Recordar todo esto implica cuestionarse a uno mismo, interrogarse a uno mismo con dureza. (…) No es agradable, decía ya Ignazio Silone, admitir que el marxismo «fue usado como un opio del pueblo», como una «droga destinada a destruir la sensibilidad y a hacer soportar el dolor» (Uscita di sicurezza, 1965). No es agradable ni tan siquiera hoy para quien quiere salvar el ideal, las convicciones fuertes de la juventud, y por lo tanto las separa de los hechos reales del comunismo. Por esto se alarma cuando el Papa incita a la purificación de la memoria y al arrepentimiento. Por esto se rechaza de entrada la autoflagelación comunista, fingiendo que tal autocrítica está realizándose ya. (…)

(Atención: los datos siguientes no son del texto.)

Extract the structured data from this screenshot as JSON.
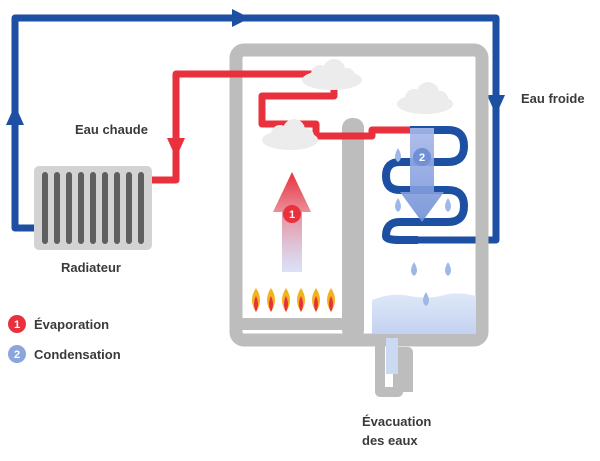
{
  "labels": {
    "hot_water": "Eau chaude",
    "cold_water": "Eau froide",
    "radiator": "Radiateur",
    "drain_line1": "Évacuation",
    "drain_line2": "des eaux"
  },
  "markers": {
    "evaporation_number": "1",
    "condensation_number": "2"
  },
  "legend": [
    {
      "number": "1",
      "label": "Évaporation"
    },
    {
      "number": "2",
      "label": "Condensation"
    }
  ],
  "colors": {
    "hot": "#e8313d",
    "cold": "#1d4fa3",
    "cold_light": "#8aa6dd",
    "body": "#bdbdbd",
    "water": "#cbd9f3",
    "flame": "#f2b320"
  }
}
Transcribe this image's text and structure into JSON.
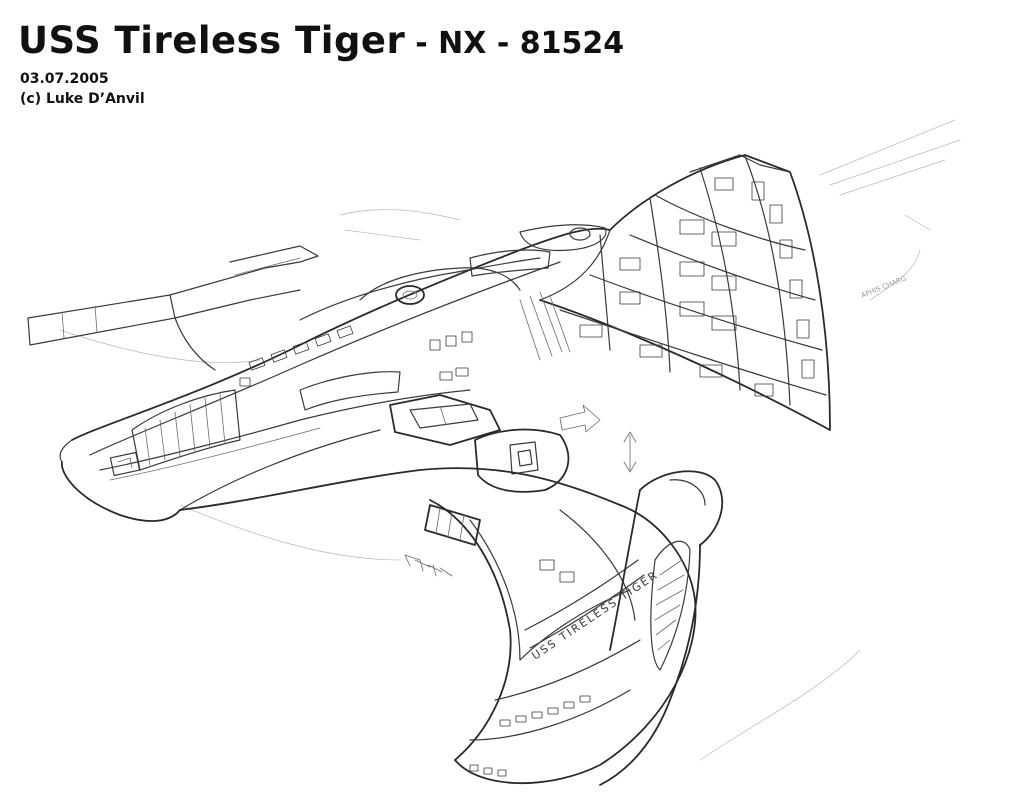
{
  "header": {
    "title_main": "USS Tireless Tiger",
    "title_registry": "- NX - 81524",
    "date": "03.07.2005",
    "credit": "(c) Luke D’Anvil"
  },
  "drawing": {
    "hull_lettering": "USS TIRELESS TIGER",
    "margin_note": "APHIS CHARG",
    "pen_color": "#3a3a3a",
    "background": "#ffffff"
  }
}
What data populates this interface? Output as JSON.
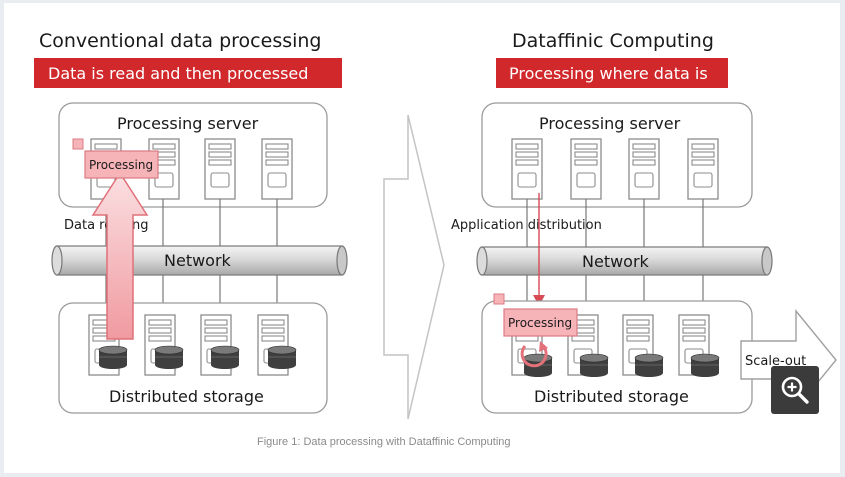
{
  "left": {
    "title": "Conventional data processing",
    "banner": "Data is read and then processed",
    "server_label": "Processing server",
    "processing_tag": "Processing",
    "arrow_label": "Data reading",
    "network_label": "Network",
    "storage_label": "Distributed storage"
  },
  "right": {
    "title": "Dataffinic Computing",
    "banner": "Processing where data is",
    "server_label": "Processing server",
    "arrow_label": "Application distribution",
    "network_label": "Network",
    "processing_tag": "Processing",
    "storage_label": "Distributed storage",
    "scale_label": "Scale-out"
  },
  "caption": "Figure 1: Data processing with Dataffinic Computing",
  "icons": {
    "zoom": "zoom-in-icon"
  },
  "colors": {
    "banner_red": "#d1282c",
    "processing_pink": "#f6b3b8",
    "arrow_pink": "#f2a7ab",
    "storage_dark": "#3f3f3f",
    "zoom_bg": "#3b3b3b"
  }
}
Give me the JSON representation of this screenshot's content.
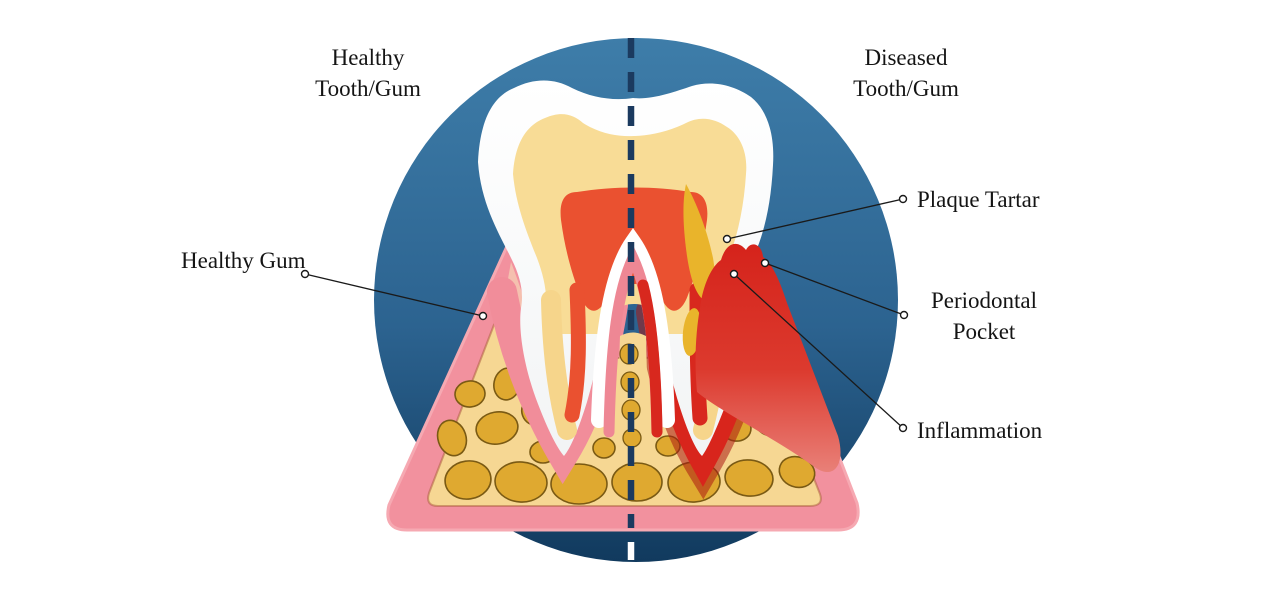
{
  "diagram": {
    "type": "dental-anatomy-comparison",
    "title_left": {
      "line1": "Healthy",
      "line2": "Tooth/Gum"
    },
    "title_right": {
      "line1": "Diseased",
      "line2": "Tooth/Gum"
    },
    "labels": {
      "healthy_gum": "Healthy Gum",
      "plaque_tartar": "Plaque Tartar",
      "periodontal_pocket_line1": "Periodontal",
      "periodontal_pocket_line2": "Pocket",
      "inflammation": "Inflammation"
    },
    "colors": {
      "circle_top": "#3E7DA9",
      "circle_bottom": "#113A5E",
      "gum_pink": "#F2919E",
      "gum_inner_light": "#F5C0AF",
      "inflamed_red": "#D8251C",
      "inflamed_fade": "#E98078",
      "bone_cream": "#F6D793",
      "bone_spot": "#DFA930",
      "enamel_white": "#FFFFFF",
      "dentin_cream": "#F8DC96",
      "pulp_orange": "#EA5130",
      "canal_red": "#D8281E",
      "nerve_pink": "#EE8794",
      "plaque_gold": "#E9B42B",
      "dash_navy": "#1B3A5F",
      "label_text": "#141414"
    }
  }
}
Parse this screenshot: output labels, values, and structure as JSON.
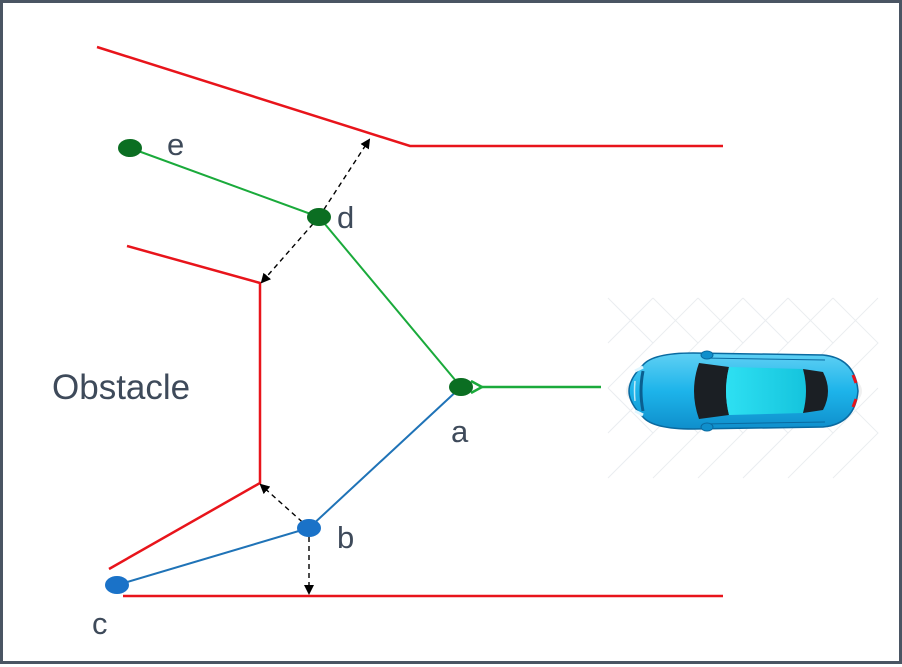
{
  "labels": {
    "obstacle": "Obstacle",
    "a": "a",
    "b": "b",
    "c": "c",
    "d": "d",
    "e": "e"
  },
  "colors": {
    "boundary": "#e8141b",
    "green_path": "#1aaa3b",
    "green_node": "#0b6e22",
    "blue_path": "#1f73b7",
    "blue_node": "#1a72c8",
    "arrow_dashed": "#000000",
    "text": "#3e4a5a",
    "frame": "#4a5563"
  },
  "icons": {
    "vehicle": "car-icon"
  }
}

Recordar el propio pasado y las propias histerias es doloroso, pero ayuda a edificar el futuro. Lo enseña ya Tucídides que escribe La guerra del Peloponeso para «corregir mejor el presente». (…) Olvidar la esencia del comunismo significa no saber ya quiénes somos en Occidente; significa no saber para qué se han gastado tantas energías, palabras, esfuerzos militares, dineros, en los largos años de la guerra fría contra el totalitarismo marxista. Significa no querer la verdad, renunciar a buscarla. No la verdad de un fantástico Mundo Nuevo, no la verdad que menosprecia la democracia imperfecta en que vivimos, sino la verdad clásica, que en griego se llama aletheia. La verdad que no es otra cosa que esta obligación de que hablan los dramaturgos y los historiadores de la Grecia antigua: la obligación de huir de las aguas del Lete, la obligación de conjurar el olvido y de recordar siempre.